Andalusia

TL;DR

Andalusia shows scale-productivity paradox: Spain's largest population (17.8%) but lowest GDP per capita, depending on tourism reaching 'capacity limits.'

autonomous-community in Spain

Andalusia presents the paradox of demographic scale without commensurate prosperity. With 8.7 million inhabitants (17.8% of Spain's population), it is the country's largest region, yet its GDP per capita of €23,218 is Spain's lowest—25% below the national average. This gap between population weight and economic output creates dynamics similar to source-sink populations in ecology: talent and capital flow out while the region's scale attracts certain resource-dependent industries.

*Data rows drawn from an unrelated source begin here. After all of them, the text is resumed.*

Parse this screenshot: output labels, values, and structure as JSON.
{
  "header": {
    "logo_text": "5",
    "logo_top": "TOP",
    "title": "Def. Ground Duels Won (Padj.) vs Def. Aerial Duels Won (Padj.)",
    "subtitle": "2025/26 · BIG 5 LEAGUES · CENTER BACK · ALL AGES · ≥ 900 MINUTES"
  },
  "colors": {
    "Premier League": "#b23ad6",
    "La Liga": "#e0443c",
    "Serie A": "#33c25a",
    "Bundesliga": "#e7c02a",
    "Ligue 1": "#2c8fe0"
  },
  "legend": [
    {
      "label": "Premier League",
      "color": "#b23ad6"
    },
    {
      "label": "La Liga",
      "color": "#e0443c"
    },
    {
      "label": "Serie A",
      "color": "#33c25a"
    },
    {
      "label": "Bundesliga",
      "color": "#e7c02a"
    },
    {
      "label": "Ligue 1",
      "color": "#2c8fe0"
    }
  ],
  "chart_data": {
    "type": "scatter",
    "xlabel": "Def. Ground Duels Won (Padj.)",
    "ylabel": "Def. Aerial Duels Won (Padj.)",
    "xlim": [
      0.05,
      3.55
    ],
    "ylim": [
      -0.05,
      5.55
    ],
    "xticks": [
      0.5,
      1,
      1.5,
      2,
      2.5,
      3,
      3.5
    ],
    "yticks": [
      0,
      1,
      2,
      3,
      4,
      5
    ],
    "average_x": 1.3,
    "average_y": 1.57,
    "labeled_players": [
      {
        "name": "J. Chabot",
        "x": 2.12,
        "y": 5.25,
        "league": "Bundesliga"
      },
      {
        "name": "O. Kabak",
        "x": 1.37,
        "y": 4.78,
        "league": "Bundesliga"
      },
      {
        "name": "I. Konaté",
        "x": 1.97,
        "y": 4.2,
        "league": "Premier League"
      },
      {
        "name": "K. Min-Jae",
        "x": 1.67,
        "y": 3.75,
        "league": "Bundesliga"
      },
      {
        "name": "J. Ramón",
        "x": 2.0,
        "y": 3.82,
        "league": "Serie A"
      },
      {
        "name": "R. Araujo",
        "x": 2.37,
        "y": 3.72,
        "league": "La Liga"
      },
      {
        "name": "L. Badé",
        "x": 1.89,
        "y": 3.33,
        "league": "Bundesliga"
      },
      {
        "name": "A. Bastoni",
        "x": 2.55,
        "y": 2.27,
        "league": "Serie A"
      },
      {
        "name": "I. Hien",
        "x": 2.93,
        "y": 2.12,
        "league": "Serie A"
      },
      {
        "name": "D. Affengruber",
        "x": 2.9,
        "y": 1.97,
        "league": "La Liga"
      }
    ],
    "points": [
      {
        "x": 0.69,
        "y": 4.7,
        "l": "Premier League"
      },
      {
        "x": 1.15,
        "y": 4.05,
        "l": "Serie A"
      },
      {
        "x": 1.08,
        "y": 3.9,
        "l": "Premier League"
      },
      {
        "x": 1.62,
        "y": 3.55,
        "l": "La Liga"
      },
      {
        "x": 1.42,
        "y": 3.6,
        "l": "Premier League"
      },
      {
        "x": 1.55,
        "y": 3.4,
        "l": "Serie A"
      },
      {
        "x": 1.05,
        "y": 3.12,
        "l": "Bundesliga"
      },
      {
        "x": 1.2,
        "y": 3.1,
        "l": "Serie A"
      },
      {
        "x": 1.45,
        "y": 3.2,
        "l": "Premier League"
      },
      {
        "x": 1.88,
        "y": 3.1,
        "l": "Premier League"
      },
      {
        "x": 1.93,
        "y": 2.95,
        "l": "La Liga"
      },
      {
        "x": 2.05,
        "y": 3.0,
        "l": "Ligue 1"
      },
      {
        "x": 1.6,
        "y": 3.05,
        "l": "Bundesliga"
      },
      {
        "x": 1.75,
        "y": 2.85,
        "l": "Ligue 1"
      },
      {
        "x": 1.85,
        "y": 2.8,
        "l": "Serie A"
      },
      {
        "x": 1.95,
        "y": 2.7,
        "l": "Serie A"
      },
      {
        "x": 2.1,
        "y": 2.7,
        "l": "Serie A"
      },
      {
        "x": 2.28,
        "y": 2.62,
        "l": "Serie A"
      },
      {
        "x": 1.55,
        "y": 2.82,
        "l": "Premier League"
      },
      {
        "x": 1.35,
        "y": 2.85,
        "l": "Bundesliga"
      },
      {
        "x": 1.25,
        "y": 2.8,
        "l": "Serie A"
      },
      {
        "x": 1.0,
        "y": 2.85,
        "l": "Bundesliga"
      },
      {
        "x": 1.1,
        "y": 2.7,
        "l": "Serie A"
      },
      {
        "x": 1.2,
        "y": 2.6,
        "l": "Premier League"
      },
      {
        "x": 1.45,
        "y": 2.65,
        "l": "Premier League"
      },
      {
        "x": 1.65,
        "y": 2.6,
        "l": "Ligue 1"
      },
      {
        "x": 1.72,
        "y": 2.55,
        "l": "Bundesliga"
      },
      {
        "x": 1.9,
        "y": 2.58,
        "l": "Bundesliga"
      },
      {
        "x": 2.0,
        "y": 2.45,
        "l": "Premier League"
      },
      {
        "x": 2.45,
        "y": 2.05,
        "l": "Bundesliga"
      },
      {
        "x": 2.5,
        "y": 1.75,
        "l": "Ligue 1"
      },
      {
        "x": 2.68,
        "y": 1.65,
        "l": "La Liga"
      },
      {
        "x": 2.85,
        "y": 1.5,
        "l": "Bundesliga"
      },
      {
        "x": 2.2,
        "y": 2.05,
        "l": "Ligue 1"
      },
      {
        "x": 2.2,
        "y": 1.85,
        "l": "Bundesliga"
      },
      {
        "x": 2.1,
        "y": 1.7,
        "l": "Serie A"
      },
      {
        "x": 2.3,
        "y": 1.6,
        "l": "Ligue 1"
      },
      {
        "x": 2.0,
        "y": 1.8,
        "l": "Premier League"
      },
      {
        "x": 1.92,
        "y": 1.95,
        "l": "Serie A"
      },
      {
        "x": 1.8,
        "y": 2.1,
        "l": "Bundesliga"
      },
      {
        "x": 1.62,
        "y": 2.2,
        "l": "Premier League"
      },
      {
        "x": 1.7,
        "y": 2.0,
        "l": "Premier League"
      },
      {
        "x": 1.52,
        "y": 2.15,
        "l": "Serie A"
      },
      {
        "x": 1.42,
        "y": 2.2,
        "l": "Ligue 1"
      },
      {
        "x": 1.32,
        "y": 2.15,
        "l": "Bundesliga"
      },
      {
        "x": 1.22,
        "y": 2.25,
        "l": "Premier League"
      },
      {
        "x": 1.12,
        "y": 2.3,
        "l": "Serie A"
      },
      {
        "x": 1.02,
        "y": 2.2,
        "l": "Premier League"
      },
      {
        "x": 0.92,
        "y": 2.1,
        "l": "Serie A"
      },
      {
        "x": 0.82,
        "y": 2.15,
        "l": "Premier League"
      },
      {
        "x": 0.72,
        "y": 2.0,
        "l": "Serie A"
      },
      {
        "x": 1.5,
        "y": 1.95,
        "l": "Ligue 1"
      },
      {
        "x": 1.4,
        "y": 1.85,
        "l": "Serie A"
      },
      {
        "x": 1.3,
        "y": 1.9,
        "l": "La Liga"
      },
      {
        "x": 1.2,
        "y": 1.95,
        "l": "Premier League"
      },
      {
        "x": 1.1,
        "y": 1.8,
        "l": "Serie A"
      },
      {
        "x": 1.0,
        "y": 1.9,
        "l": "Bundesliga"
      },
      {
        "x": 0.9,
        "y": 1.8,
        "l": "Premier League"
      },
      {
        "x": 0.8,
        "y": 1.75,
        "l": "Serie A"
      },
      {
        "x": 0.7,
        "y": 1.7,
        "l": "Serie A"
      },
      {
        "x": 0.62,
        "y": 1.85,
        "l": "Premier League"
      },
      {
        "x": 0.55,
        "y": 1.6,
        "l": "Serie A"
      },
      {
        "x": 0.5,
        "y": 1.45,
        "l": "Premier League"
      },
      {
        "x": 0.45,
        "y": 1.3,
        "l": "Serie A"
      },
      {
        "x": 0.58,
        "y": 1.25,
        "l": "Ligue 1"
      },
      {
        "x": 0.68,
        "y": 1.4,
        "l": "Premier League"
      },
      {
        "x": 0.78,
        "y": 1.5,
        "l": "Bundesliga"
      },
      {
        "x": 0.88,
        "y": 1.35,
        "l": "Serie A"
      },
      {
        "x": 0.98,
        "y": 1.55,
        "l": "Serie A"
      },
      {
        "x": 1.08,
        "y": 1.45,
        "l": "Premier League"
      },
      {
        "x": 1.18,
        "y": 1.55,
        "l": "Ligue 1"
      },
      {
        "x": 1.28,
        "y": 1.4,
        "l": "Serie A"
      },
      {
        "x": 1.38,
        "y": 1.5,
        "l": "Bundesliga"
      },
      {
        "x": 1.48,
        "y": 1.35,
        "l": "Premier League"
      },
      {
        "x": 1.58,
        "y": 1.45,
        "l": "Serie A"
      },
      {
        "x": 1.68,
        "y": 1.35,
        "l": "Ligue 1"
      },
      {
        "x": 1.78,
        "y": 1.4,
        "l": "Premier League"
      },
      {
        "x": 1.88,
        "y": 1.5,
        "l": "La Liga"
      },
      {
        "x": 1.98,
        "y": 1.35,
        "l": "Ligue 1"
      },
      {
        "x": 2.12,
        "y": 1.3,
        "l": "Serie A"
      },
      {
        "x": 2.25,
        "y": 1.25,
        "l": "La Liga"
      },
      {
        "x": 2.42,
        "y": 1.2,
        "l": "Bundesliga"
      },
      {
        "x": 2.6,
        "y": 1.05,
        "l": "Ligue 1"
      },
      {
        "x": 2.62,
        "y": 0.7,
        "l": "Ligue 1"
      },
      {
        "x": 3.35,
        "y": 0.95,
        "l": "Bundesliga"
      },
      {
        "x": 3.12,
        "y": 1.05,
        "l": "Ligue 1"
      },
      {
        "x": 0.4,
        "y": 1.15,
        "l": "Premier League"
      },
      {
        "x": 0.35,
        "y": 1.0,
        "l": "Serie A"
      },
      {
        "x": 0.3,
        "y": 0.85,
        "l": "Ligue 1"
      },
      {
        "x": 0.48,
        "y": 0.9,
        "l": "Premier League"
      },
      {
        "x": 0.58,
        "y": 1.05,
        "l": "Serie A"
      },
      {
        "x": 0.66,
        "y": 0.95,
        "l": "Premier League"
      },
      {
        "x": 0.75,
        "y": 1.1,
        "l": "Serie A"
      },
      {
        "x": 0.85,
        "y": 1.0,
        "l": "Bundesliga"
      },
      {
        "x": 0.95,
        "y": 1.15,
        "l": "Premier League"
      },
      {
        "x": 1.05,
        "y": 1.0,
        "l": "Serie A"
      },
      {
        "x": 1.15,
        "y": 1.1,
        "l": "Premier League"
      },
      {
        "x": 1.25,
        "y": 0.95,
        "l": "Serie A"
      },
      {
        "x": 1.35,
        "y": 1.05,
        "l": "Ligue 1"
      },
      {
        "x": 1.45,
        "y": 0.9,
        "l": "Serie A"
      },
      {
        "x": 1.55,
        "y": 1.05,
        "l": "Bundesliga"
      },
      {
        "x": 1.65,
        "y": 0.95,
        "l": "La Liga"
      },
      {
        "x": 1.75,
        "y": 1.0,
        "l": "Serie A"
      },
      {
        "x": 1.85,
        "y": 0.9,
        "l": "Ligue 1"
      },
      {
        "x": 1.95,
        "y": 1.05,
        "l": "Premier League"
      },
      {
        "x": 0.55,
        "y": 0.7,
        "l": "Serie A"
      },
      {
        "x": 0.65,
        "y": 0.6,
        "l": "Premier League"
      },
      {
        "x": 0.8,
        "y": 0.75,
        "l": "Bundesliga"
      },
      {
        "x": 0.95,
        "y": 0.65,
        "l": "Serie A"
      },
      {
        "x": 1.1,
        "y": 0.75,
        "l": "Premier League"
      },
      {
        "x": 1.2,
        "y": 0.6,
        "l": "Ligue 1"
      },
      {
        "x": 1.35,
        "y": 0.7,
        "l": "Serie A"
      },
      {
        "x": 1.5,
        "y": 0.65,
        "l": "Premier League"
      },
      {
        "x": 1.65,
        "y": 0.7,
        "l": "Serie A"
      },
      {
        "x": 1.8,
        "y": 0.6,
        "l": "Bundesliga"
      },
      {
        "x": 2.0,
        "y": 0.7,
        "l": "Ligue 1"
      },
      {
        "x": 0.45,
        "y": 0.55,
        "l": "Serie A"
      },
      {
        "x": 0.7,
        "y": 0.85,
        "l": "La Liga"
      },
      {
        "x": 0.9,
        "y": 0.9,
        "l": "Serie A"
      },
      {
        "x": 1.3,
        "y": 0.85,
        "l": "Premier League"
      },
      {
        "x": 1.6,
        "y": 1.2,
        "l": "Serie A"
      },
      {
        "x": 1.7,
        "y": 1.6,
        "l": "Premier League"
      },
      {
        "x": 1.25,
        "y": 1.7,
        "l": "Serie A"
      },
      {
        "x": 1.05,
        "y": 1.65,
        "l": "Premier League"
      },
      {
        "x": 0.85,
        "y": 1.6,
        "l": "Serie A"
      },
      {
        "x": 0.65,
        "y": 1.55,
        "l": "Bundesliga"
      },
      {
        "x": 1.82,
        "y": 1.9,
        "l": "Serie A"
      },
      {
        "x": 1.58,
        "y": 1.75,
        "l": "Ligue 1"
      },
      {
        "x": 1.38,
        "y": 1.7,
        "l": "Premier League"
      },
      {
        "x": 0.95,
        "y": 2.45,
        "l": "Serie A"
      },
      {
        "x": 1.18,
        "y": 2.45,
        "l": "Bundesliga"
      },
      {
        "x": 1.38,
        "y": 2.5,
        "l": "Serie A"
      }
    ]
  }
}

The region's €200 billion GDP (13.3% of Spain's total) depends heavily on tourism and agriculture, both sectors subject to environmental variability. Tourism is "reaching capacity limits" according to 2025 economic forecasts, while olive oil production—Spain leads global output—depends on increasingly unpredictable rainfall patterns. Exports grew 4.2% in 2024, driven by transport equipment and food products (oils, fruit, pulses), but industry remains weak compared to northern regions. Seville and Málaga drive employment growth, particularly in public sector, professional services, and commerce.

The 3.2% GDP growth forecast for 2025 (moderating to 2.3% in 2026) still exceeds historical averages, reflecting the post-pandemic tourism rebound. Yet structural constraints persist: affordable housing shortages, low productivity, labor gaps, and energy costs limit the conversion of population scale into economic convergence with wealthier Spanish regions. Andalusia's economic metabolism extracts value from sun, soil, and coastline—but these resources create seasonal, tourism-dependent growth patterns rather than diversified industrial strength.